I can’t count the number of days I judge myself for saying something ridiculous or failing to do something by a certain time.

I found that I judge myself more than anyone else. As a recovering people pleaser, I struggle to say ‘no’ and even have a tendency to blame myself for things outside of my control. Needless to say, I have internalized shame and put immense pressure on myself to measure up to an impossible standard. Honestly, I want more for myself. And if you struggle with feelings of shame too, I want more for you too!

Here are 7 tips to help you break out of a cycle of shame:

Remove ‘should’ from your vocabulary.

Whenever I think of what I ‘should’ have accomplished by now or what I ‘should’ be doing, there’s a layer of shame attached. Try to refrain from using ‘should’ when talking about where you are in life.

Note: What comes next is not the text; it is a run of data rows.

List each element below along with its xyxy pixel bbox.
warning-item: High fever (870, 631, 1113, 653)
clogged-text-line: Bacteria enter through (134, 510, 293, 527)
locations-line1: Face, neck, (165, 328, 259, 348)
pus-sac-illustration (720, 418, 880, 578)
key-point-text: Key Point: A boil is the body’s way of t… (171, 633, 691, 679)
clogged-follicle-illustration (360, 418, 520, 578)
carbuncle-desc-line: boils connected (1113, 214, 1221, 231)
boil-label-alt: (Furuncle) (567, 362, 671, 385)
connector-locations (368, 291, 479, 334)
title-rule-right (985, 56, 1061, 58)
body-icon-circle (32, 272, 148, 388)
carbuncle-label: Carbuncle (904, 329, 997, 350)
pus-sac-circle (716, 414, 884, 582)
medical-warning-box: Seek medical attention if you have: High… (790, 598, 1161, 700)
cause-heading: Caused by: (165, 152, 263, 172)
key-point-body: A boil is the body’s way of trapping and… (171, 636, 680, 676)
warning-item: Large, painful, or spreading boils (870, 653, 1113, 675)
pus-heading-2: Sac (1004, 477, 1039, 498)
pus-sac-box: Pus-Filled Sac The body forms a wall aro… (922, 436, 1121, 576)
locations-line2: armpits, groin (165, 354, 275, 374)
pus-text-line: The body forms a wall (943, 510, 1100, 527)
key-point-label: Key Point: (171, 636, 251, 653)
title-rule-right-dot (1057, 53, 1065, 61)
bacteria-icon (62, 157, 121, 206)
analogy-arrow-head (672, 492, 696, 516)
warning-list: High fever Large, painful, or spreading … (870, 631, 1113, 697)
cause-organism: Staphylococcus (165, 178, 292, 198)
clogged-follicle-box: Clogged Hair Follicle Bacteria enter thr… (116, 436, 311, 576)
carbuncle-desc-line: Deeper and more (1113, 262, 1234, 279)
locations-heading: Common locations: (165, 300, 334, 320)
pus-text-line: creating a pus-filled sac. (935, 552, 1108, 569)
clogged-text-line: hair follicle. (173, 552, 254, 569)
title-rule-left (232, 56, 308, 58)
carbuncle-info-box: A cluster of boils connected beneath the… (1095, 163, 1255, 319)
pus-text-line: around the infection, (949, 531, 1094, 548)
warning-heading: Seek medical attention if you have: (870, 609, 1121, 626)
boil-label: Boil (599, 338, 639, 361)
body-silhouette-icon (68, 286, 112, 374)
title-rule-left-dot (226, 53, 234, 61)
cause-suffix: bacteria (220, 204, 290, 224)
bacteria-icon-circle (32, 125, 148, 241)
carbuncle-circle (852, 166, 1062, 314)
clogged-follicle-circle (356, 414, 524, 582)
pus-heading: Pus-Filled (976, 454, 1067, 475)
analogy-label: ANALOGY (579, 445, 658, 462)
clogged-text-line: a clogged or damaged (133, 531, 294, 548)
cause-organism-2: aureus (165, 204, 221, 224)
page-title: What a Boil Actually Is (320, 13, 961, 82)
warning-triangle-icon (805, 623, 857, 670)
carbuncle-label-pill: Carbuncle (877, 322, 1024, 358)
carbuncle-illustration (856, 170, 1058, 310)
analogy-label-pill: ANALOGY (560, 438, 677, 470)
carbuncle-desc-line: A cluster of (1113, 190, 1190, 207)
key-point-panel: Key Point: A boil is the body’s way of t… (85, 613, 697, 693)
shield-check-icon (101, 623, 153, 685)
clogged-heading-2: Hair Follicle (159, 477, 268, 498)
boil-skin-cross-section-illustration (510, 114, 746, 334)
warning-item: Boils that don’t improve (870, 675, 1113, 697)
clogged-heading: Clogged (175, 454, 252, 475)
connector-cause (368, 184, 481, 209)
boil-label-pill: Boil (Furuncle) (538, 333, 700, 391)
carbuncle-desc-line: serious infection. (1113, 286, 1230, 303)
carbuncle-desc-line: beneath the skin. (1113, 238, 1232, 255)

Stop comparing yourself to others.

Comparison truly is a thief of joy. Comparing yourself to others only brings about shame and makes you feel like you aren’t doing enough or aren’t enough.

Remind yourself of your accomplishments.

At a cadence that works best for you—each day, week or month, write a list of the things you’ve accomplished. This could be a list of projects you’ve worked on at work or something as simple as drinking 8 glasses of water a day.

Celebrate the small wins.

Throughout my healing journey I’ve learned that there’s no straight path to healing. Some days I can get through my day with minimal triggers and wake up from a good night of rest. However, there are other days that doing my morning routine is difficult and my eyes are full of tears. Make note of the moments that you make progress in your healing journey. When certain things trigger you, take note of your reaction. What used to send me into a full blown panic attack, I can now utilize grounding techniques immediately and work through certain situations better. That’s a win worth celebrating! The triggers may still be there, but celebrate being able to brave through them.

Remember you’re doing your best.

This one seems simple, but it’s imperative to remember that you’re doing your best to make decisions with the information and the experience that you have. You’re not lazy, you’re just burnt out. You aren’t behind in life, you’re on your own journey figuring things out in your own time.

Surround yourself with people that will uplift you.

Sometimes it’s hard to get out of our own heads and it’s helpful to have friends that will encourage us. We are our own worst critics, but a good friend will remind you of the complete baddie that you are.

Realize that not everything is black and white.

I used to harshly criticize people that would push their dogs in a stroller. I thought it was outrageous and dramatic. It wasn’t until I spoke with a woman whose dog had cancer and couldn’t walk that I realized I was passing judgment on people without knowing their story. And now I judge myself for some of the very same things—allowing my dog to lie on the couch with me and taking him to daycare. The only way to not shame myself for these things is to actively release judgment from others. Remind yourself that you don’t need to know the details of someone’s situation to validate their choices. Truth is, not everything is black and white—much of life is in the gray space.

Although it is difficult to break out of a shame cycle, you can do it. Shame doesn’t go away with some easy formula or wishful thinking, but with practice and self reflection. Be patient with yourself and know that you’re doing your very best. You owe it to yourself to live your life boldly, with no regrets. Now, release yourself from the shame and walk in your calling!